Network analysis uncovers the communication structure of SARS-CoV-2 spike protein identifying sites for immunogen design

Highlights

• The main hubs of communication of the protein are located in the NTD and CT0 regions

• The D614G variant is more resilient to disruption than the ancestral form

• Empirical model validation shows that a N317P substitution could impact ACE2 binding

• A network analysis approach could guide the design of effective immunogens

Summary

The COVID-19 pandemic, caused by the SARS-CoV-2 virus, has triggered myriad efforts to understand the structure and dynamics of this complex pathogen.
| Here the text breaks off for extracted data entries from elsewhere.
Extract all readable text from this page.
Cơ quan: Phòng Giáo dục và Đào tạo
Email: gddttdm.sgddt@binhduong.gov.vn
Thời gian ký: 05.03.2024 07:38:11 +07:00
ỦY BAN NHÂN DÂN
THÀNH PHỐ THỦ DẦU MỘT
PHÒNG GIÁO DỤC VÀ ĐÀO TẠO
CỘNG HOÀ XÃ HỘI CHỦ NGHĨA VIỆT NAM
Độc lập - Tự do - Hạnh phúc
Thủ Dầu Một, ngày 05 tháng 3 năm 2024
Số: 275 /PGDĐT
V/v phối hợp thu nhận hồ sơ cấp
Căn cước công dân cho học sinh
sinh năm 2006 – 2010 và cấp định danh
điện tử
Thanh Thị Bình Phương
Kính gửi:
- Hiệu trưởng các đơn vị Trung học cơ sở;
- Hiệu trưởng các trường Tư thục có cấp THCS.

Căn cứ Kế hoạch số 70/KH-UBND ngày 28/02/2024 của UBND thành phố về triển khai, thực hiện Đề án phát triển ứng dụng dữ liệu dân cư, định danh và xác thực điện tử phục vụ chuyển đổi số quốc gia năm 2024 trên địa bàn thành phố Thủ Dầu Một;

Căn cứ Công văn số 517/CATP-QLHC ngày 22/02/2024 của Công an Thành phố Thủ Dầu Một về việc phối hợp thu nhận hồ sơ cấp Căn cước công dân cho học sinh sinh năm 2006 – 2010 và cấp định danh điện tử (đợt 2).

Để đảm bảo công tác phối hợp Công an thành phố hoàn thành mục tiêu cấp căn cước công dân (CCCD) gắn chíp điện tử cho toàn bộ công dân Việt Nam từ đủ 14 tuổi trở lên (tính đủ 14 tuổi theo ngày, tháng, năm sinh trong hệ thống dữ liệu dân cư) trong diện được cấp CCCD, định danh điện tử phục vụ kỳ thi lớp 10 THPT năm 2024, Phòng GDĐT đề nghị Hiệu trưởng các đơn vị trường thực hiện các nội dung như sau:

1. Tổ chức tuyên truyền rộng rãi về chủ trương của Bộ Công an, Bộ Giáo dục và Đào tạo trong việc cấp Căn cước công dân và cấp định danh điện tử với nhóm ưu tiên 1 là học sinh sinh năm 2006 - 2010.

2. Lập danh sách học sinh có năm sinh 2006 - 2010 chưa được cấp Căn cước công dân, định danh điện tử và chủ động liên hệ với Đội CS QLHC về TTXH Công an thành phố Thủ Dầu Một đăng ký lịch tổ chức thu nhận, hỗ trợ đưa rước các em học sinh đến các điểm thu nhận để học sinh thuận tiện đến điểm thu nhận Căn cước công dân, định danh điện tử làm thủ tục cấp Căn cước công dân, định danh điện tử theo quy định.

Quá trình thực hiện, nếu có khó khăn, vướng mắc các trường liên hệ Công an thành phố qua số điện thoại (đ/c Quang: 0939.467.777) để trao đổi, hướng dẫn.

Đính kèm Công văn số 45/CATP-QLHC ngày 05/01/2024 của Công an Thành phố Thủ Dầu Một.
The spike glycoprotein of SARS-CoV-2 is a significant target for immunogens as it is the means by which the virus enters human cells, while simultaneously sporting mutations responsible for immune escape. These functional and escape processes are regulated by complex molecular-level interactions. Our study presents quantitative insights on domain and residue contributions to allosteric communication, immune evasion, and local- and global-level control of functions through the derivation of a weighted graph representation from all-atom MD simulations. Focusing on the ancestral form and the D614G-variant, we provide evidence of the utility of our approach by guiding the selection of a mutation that alters the spike’s stability. Taken together, the network approach serves as a valuable tool to evaluate communication “hot-spots” in proteins to guide design of stable immunogens.